The bar chart on the report shows the distribution of lung scores, giving an indication of the level of infection within the herd. What were your recent BPHS EP-like lesion scores? Can you see an emerging trend?

Discuss these with your vet and ensure an appropriate strategy is in place to maintain or control the status of your herd(s). Not a BPHS member or need more information about the Scheme? Call 01463 233184.

Consider the following recommendations:

  • Buy stock from an appropriate source, depending on your herd health status.
  • Isolate incoming pigs for 6–8 weeks.
  • Optimise stocking levels and ventilation and ensure a thorough cleaning and disinfection programme is in place.
  • In heavily infected herds it may be necessary to consider a partial or complete depopulation-repopulation strategy. This should be discussed with your vet.

Impact of EP

Chronic EP infections will result in poorer feed conversion efficiency, reduced daily gain (Table 1) and increased variation in weights between pigs. In acute infections greater performance reductions will be seen.
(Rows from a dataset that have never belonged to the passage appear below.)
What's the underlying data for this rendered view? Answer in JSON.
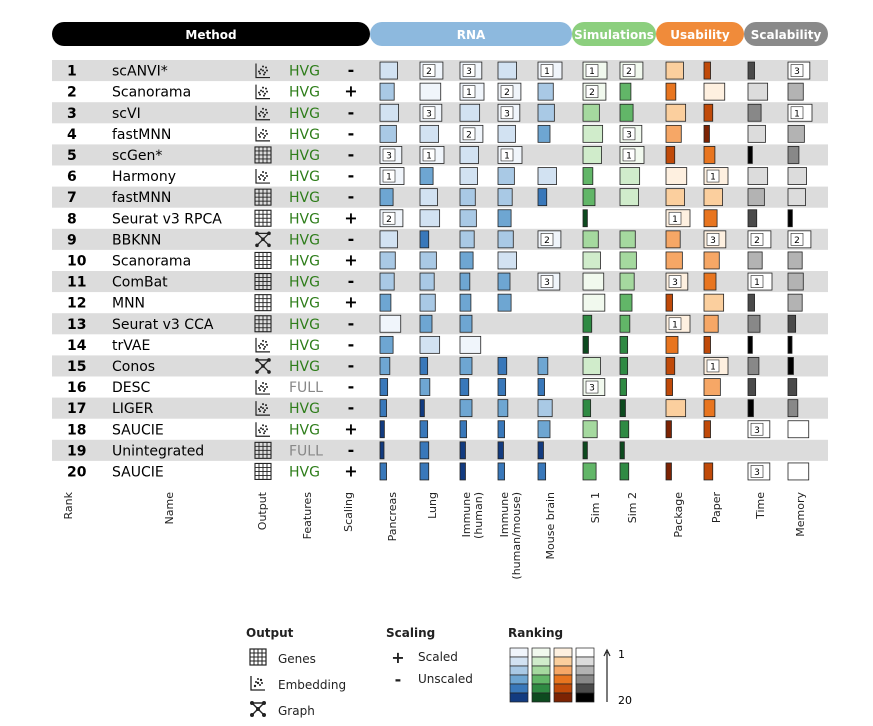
{
  "chart_data": {
    "type": "heatmap",
    "title": "",
    "headers": {
      "method": "Method",
      "rna": "RNA",
      "simulations": "Simulations",
      "usability": "Usability",
      "scalability": "Scalability"
    },
    "header_colors": {
      "method": "#000000",
      "rna": "#8db9de",
      "simulations": "#8ccf7e",
      "usability": "#f08b3a",
      "scalability": "#8a8a8a"
    },
    "column_labels": {
      "rank": "Rank",
      "name": "Name",
      "output": "Output",
      "features": "Features",
      "scaling": "Scaling",
      "pancreas": "Pancreas",
      "lung": "Lung",
      "immune_human": [
        "Immune",
        "(human)"
      ],
      "immune_hm": [
        "Immune",
        "(human/mouse)"
      ],
      "mouse_brain": "Mouse brain",
      "sim1": "Sim 1",
      "sim2": "Sim 2",
      "package": "Package",
      "paper": "Paper",
      "time": "Time",
      "memory": "Memory"
    },
    "palettes": {
      "blue": [
        "#f0f5fb",
        "#d2e2f2",
        "#a9c9e5",
        "#6ea6d2",
        "#3978ba",
        "#123b80"
      ],
      "green": [
        "#f1f9ee",
        "#d0eccb",
        "#a5d99f",
        "#62b668",
        "#2f8a43",
        "#0d4a1f"
      ],
      "orange": [
        "#fef0e0",
        "#fbcf9e",
        "#f6a766",
        "#e8751f",
        "#c04a09",
        "#7c2303"
      ],
      "gray": [
        "#ffffff",
        "#dcdcdc",
        "#b3b3b3",
        "#888888",
        "#4a4a4a",
        "#000000"
      ]
    },
    "columns": [
      {
        "key": "pancreas",
        "pal": "blue"
      },
      {
        "key": "lung",
        "pal": "blue"
      },
      {
        "key": "immune_human",
        "pal": "blue"
      },
      {
        "key": "immune_hm",
        "pal": "blue"
      },
      {
        "key": "mouse_brain",
        "pal": "blue"
      },
      {
        "key": "sim1",
        "pal": "green"
      },
      {
        "key": "sim2",
        "pal": "green"
      },
      {
        "key": "package",
        "pal": "orange"
      },
      {
        "key": "paper",
        "pal": "orange"
      },
      {
        "key": "time",
        "pal": "gray"
      },
      {
        "key": "memory",
        "pal": "gray"
      }
    ],
    "rows": [
      {
        "rank": "1",
        "name": "scANVI*",
        "output": "embedding",
        "features": "HVG",
        "scaling": "-",
        "cells": [
          [
            7,
            null
          ],
          [
            2,
            "2"
          ],
          [
            3,
            "3"
          ],
          [
            6,
            null
          ],
          [
            1,
            "1"
          ],
          [
            1,
            "1"
          ],
          [
            2,
            "2"
          ],
          [
            7,
            null
          ],
          [
            17,
            null
          ],
          [
            17,
            null
          ],
          [
            3,
            "3"
          ]
        ]
      },
      {
        "rank": "2",
        "name": "Scanorama",
        "output": "embedding",
        "features": "HVG",
        "scaling": "+",
        "cells": [
          [
            10,
            null
          ],
          [
            4,
            null
          ],
          [
            1,
            "1"
          ],
          [
            2,
            "2"
          ],
          [
            9,
            null
          ],
          [
            2,
            "2"
          ],
          [
            13,
            null
          ],
          [
            14,
            null
          ],
          [
            4,
            null
          ],
          [
            5,
            null
          ],
          [
            9,
            null
          ]
        ]
      },
      {
        "rank": "3",
        "name": "scVI",
        "output": "embedding",
        "features": "HVG",
        "scaling": "-",
        "cells": [
          [
            6,
            null
          ],
          [
            3,
            "3"
          ],
          [
            5,
            null
          ],
          [
            3,
            "3"
          ],
          [
            8,
            null
          ],
          [
            8,
            null
          ],
          [
            11,
            null
          ],
          [
            5,
            null
          ],
          [
            15,
            null
          ],
          [
            11,
            null
          ],
          [
            1,
            "1"
          ]
        ]
      },
      {
        "rank": "4",
        "name": "fastMNN",
        "output": "embedding",
        "features": "HVG",
        "scaling": "-",
        "cells": [
          [
            8,
            null
          ],
          [
            6,
            null
          ],
          [
            2,
            "2"
          ],
          [
            7,
            null
          ],
          [
            12,
            null
          ],
          [
            5,
            null
          ],
          [
            3,
            "3"
          ],
          [
            9,
            null
          ],
          [
            18,
            null
          ],
          [
            7,
            null
          ],
          [
            8,
            null
          ]
        ]
      },
      {
        "rank": "5",
        "name": "scGen*",
        "output": "genes",
        "features": "HVG",
        "scaling": "-",
        "cells": [
          [
            3,
            "3"
          ],
          [
            1,
            "1"
          ],
          [
            6,
            null
          ],
          [
            1,
            "1"
          ],
          null,
          [
            6,
            null
          ],
          [
            1,
            "1"
          ],
          [
            15,
            null
          ],
          [
            13,
            null
          ],
          [
            19,
            null
          ],
          [
            13,
            null
          ]
        ]
      },
      {
        "rank": "6",
        "name": "Harmony",
        "output": "embedding",
        "features": "HVG",
        "scaling": "-",
        "cells": [
          [
            1,
            "1"
          ],
          [
            11,
            null
          ],
          [
            7,
            null
          ],
          [
            8,
            null
          ],
          [
            6,
            null
          ],
          [
            14,
            null
          ],
          [
            5,
            null
          ],
          [
            4,
            null
          ],
          [
            1,
            "1"
          ],
          [
            5,
            null
          ],
          [
            6,
            null
          ]
        ]
      },
      {
        "rank": "7",
        "name": "fastMNN",
        "output": "genes",
        "features": "HVG",
        "scaling": "-",
        "cells": [
          [
            11,
            null
          ],
          [
            7,
            null
          ],
          [
            9,
            null
          ],
          [
            10,
            null
          ],
          [
            15,
            null
          ],
          [
            12,
            null
          ],
          [
            6,
            null
          ],
          [
            6,
            null
          ],
          [
            6,
            null
          ],
          [
            8,
            null
          ],
          [
            7,
            null
          ]
        ]
      },
      {
        "rank": "8",
        "name": "Seurat v3 RPCA",
        "output": "genes",
        "features": "HVG",
        "scaling": "+",
        "cells": [
          [
            2,
            "2"
          ],
          [
            5,
            null
          ],
          [
            8,
            null
          ],
          [
            11,
            null
          ],
          null,
          [
            19,
            null
          ],
          null,
          [
            1,
            "1"
          ],
          [
            11,
            null
          ],
          [
            15,
            null
          ],
          [
            19,
            null
          ]
        ]
      },
      {
        "rank": "9",
        "name": "BBKNN",
        "output": "graph",
        "features": "HVG",
        "scaling": "-",
        "cells": [
          [
            7,
            null
          ],
          [
            15,
            null
          ],
          [
            10,
            null
          ],
          [
            9,
            null
          ],
          [
            2,
            "2"
          ],
          [
            9,
            null
          ],
          [
            9,
            null
          ],
          [
            10,
            null
          ],
          [
            3,
            "3"
          ],
          [
            2,
            "2"
          ],
          [
            2,
            "2"
          ]
        ]
      },
      {
        "rank": "10",
        "name": "Scanorama",
        "output": "genes",
        "features": "HVG",
        "scaling": "+",
        "cells": [
          [
            9,
            null
          ],
          [
            8,
            null
          ],
          [
            11,
            null
          ],
          [
            6,
            null
          ],
          null,
          [
            7,
            null
          ],
          [
            8,
            null
          ],
          [
            8,
            null
          ],
          [
            9,
            null
          ],
          [
            10,
            null
          ],
          [
            10,
            null
          ]
        ]
      },
      {
        "rank": "11",
        "name": "ComBat",
        "output": "genes",
        "features": "HVG",
        "scaling": "-",
        "cells": [
          [
            10,
            null
          ],
          [
            10,
            null
          ],
          [
            14,
            null
          ],
          [
            12,
            null
          ],
          [
            3,
            "3"
          ],
          [
            4,
            null
          ],
          [
            10,
            null
          ],
          [
            3,
            "3"
          ],
          [
            12,
            null
          ],
          [
            1,
            "1"
          ],
          [
            9,
            null
          ]
        ]
      },
      {
        "rank": "12",
        "name": "MNN",
        "output": "genes",
        "features": "HVG",
        "scaling": "+",
        "cells": [
          [
            13,
            null
          ],
          [
            9,
            null
          ],
          [
            13,
            null
          ],
          [
            11,
            null
          ],
          null,
          [
            3,
            null
          ],
          [
            12,
            null
          ],
          [
            17,
            null
          ],
          [
            5,
            null
          ],
          [
            17,
            null
          ],
          [
            10,
            null
          ]
        ]
      },
      {
        "rank": "13",
        "name": "Seurat v3 CCA",
        "output": "genes",
        "features": "HVG",
        "scaling": "-",
        "cells": [
          [
            4,
            null
          ],
          [
            12,
            null
          ],
          [
            12,
            null
          ],
          null,
          null,
          [
            15,
            null
          ],
          [
            14,
            null
          ],
          [
            1,
            "1"
          ],
          [
            10,
            null
          ],
          [
            12,
            null
          ],
          [
            16,
            null
          ]
        ]
      },
      {
        "rank": "14",
        "name": "trVAE",
        "output": "embedding",
        "features": "HVG",
        "scaling": "-",
        "cells": [
          [
            11,
            null
          ],
          [
            5,
            null
          ],
          [
            4,
            null
          ],
          null,
          null,
          [
            18,
            null
          ],
          [
            16,
            null
          ],
          [
            12,
            null
          ],
          [
            17,
            null
          ],
          [
            19,
            null
          ],
          [
            20,
            null
          ]
        ]
      },
      {
        "rank": "15",
        "name": "Conos",
        "output": "graph",
        "features": "HVG",
        "scaling": "-",
        "cells": [
          [
            14,
            null
          ],
          [
            16,
            null
          ],
          [
            12,
            null
          ],
          [
            15,
            null
          ],
          [
            14,
            null
          ],
          [
            7,
            null
          ],
          [
            16,
            null
          ],
          [
            15,
            null
          ],
          [
            1,
            "1"
          ],
          [
            13,
            null
          ],
          [
            18,
            null
          ]
        ]
      },
      {
        "rank": "16",
        "name": "DESC",
        "output": "embedding",
        "features": "FULL",
        "scaling": "-",
        "cells": [
          [
            16,
            null
          ],
          [
            14,
            null
          ],
          [
            15,
            null
          ],
          [
            16,
            null
          ],
          [
            17,
            null
          ],
          [
            3,
            "3"
          ],
          [
            17,
            null
          ],
          [
            17,
            null
          ],
          [
            8,
            null
          ],
          [
            16,
            null
          ],
          [
            15,
            null
          ]
        ]
      },
      {
        "rank": "17",
        "name": "LIGER",
        "output": "embedding",
        "features": "HVG",
        "scaling": "-",
        "cells": [
          [
            17,
            null
          ],
          [
            19,
            null
          ],
          [
            12,
            null
          ],
          [
            14,
            null
          ],
          [
            10,
            null
          ],
          [
            16,
            null
          ],
          [
            18,
            null
          ],
          [
            5,
            null
          ],
          [
            13,
            null
          ],
          [
            18,
            null
          ],
          [
            14,
            null
          ]
        ]
      },
      {
        "rank": "18",
        "name": "SAUCIE",
        "output": "embedding",
        "features": "HVG",
        "scaling": "+",
        "cells": [
          [
            19,
            null
          ],
          [
            16,
            null
          ],
          [
            17,
            null
          ],
          [
            17,
            null
          ],
          [
            12,
            null
          ],
          [
            10,
            null
          ],
          [
            15,
            null
          ],
          [
            18,
            null
          ],
          [
            17,
            null
          ],
          [
            3,
            "3"
          ],
          [
            4,
            null
          ]
        ]
      },
      {
        "rank": "19",
        "name": "Unintegrated",
        "output": "genes",
        "features": "FULL",
        "scaling": "-",
        "cells": [
          [
            20,
            null
          ],
          [
            15,
            null
          ],
          [
            18,
            null
          ],
          [
            18,
            null
          ],
          [
            18,
            null
          ],
          [
            19,
            null
          ],
          [
            19,
            null
          ],
          null,
          null,
          null,
          null
        ]
      },
      {
        "rank": "20",
        "name": "SAUCIE",
        "output": "genes",
        "features": "HVG",
        "scaling": "+",
        "cells": [
          [
            17,
            null
          ],
          [
            15,
            null
          ],
          [
            18,
            null
          ],
          [
            17,
            null
          ],
          [
            16,
            null
          ],
          [
            11,
            null
          ],
          [
            15,
            null
          ],
          [
            18,
            null
          ],
          [
            15,
            null
          ],
          [
            3,
            "3"
          ],
          [
            4,
            null
          ]
        ]
      }
    ]
  },
  "legend": {
    "output_title": "Output",
    "output_items": [
      {
        "icon": "genes-icon",
        "label": "Genes"
      },
      {
        "icon": "embedding-icon",
        "label": "Embedding"
      },
      {
        "icon": "graph-icon",
        "label": "Graph"
      }
    ],
    "scaling_title": "Scaling",
    "scaling_items": [
      {
        "symbol": "+",
        "label": "Scaled"
      },
      {
        "symbol": "-",
        "label": "Unscaled"
      }
    ],
    "ranking_title": "Ranking",
    "ranking_top": "1",
    "ranking_bottom": "20"
  }
}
Increased days to slaughter means more feed, labour, electricity, straw and water are needed. Even a low level of infection can significantly increase the cost of production. Vaccination can be a cost effective way to reduce the financial loss resulting from EP infection (Table 2).

Management guidelines

Maintaining an EP-free herd

  • This is only feasible in regions of low pig density as EP can travel up to 5 km on the wind.
  • Only buy EP-free stock and only buy from a reputable supplier. If possible stock should come from the same source herd every time.
  • Isolate incoming pigs for 6–8 weeks (off-site). During this period check the status of the source herd to ensure it has remained EP-free. Pigs can be screened using a blood test before entering the main herd.
  • Alternatively, operate an all-in all-out policy, ideally by site, with thorough cleaning and disinfection between batches.

Controlling endemic EP

Effective control relies on an appropriate integrated management plan, which will be based around the following general principles:

  • Environmental management that aims to reduce build up of the organism and reduce chill stress on the animals.
  • Reduction of stress; stress compromises pigs’ immune system providing an environment which allows Mycoplasma to invade the respiratory tract.
  • Vaccination against Mycoplasma. None of the vaccines prevent EP 100 per cent but can reduce lung lesions by up to 70 per cent; your vet will be best placed to advise on the most suitable strategy for your production system.
  • Strategic use of antibiotics.

No one approach will apply to all farms. Management of the environment and stress is dependent on the design of the piggery and the facilities available and will subsequently influence the success of any programme based on vaccination or the strategic use of antibiotics.

Work with your vet to develop a management plan that is appropriate for your farm.